DBT Bureau
Pune, 3 Feb 2025
OpenAI launched deep research in ChatGPT, a new agentic capability that conducts multi-step research on the internet for complex tasks. It accomplishes in tens of minutes what would take a human many hours.
Deep research is OpenAI’s next agent that can do work for you independently—you give it a prompt, and ChatGPT will find, analyze, and synthesize hundreds of online sources to create a comprehensive report at the level of a research analyst. Powered by a version of the upcoming OpenAI o3 model that’s optimized for web browsing and data analysis, it leverages reasoning to search, interpret, and analyze massive amounts of text, images, and PDFs on the internet, pivoting as needed in reaction to information it encounters.
The ability to synthesize knowledge is a prerequisite for creating new knowledge. For this reason, deep research marks a significant step toward our broader goal of developing AGI, which we have long envisioned as capable of producing novel scientific research.

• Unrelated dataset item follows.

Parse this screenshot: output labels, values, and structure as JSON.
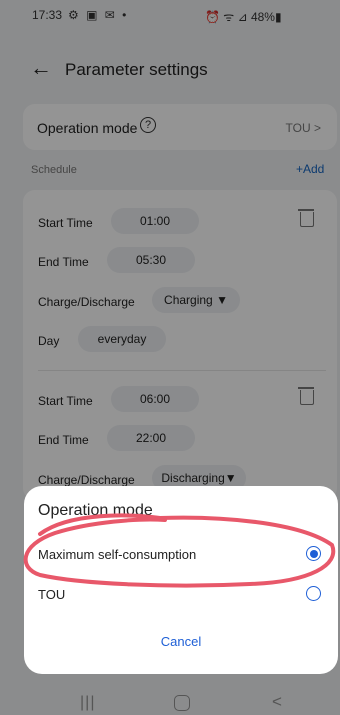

Why OpenAI built deep research
Deep research is built for people who do intensive knowledge work in areas like finance, science, policy, and engineering and need thorough, precise, and reliable research. It can be equally useful for discerning shoppers looking for hyper-personalized recommendations on purchases that typically require careful research, like cars, appliances, and furniture. Every output is fully documented, with clear citations and a summary of its thinking, making it easy to reference and verify the information. It is particularly effective at finding niche, non-intuitive information that would require browsing numerous websites. Deep research frees up valuable time by allowing you to offload and expedite complex, time-intensive web research with just one query.
Deep research independently discovers, reasons about, and consolidates insights from across the web. To accomplish this, it was trained on real-world tasks requiring browser and Python tool use, using the same reinforcement learning methods behind OpenAI o1, our first reasoning model. While o1 demonstrates impressive capabilities in coding, math, and other technical domains, many real-world challenges demand extensive context and information gathering from diverse online sources. Deep research builds on these reasoning capabilities to bridge that gap, allowing it to take on the types of problems people face in work and everyday life.
How it works
Deep research was trained using end-to-end reinforcement learning on hard browsing and reasoning tasks across a range of domains. Through that training, it learned to plan and execute a multi-step trajectory to find the data it needs, backtracking and reacting to real-time information where necessary. The model is also able to browse over user uploaded files, plot and iterate on graphs using the python tool, embed both generated graphs and images from websites in its responses, and cite specific sentences or passages from its sources. As a result of this training, it reaches new highs on a number of public evaluations focused on real-world problems.
How to use deep research
In ChatGPT, select ‘deep research’ in the message composer and enter your query. Tell ChatGPT what you need—whether it’s a competitive analysis on streaming platforms or a personalized report on the best commuter bike. You can attach files or spreadsheets to add context to your question. Once it starts running, a sidebar appears with a summary of the steps taken and sources used.
Deep research may take anywhere from 5 to 30 minutes to complete its work, taking the time needed to dive deep into the web. In the meantime, you can step away or work on other tasks—you’ll get a notification once the research is complete. The final output arrives as a report within the chat – in the next few weeks, we will also be adding embedded images, data visualizations, and other analytic outputs in these reports for additional clarity and context.
Compared to deep research, GPT-4o is ideal for real-time, multimodal conversations. For multi-faceted, domain-specific inquiries where depth and detail are critical, deep research’s ability to conduct extensive exploration and cite each claim is the difference between a quick summary and a well-documented, verified answer that can be usable as a work product.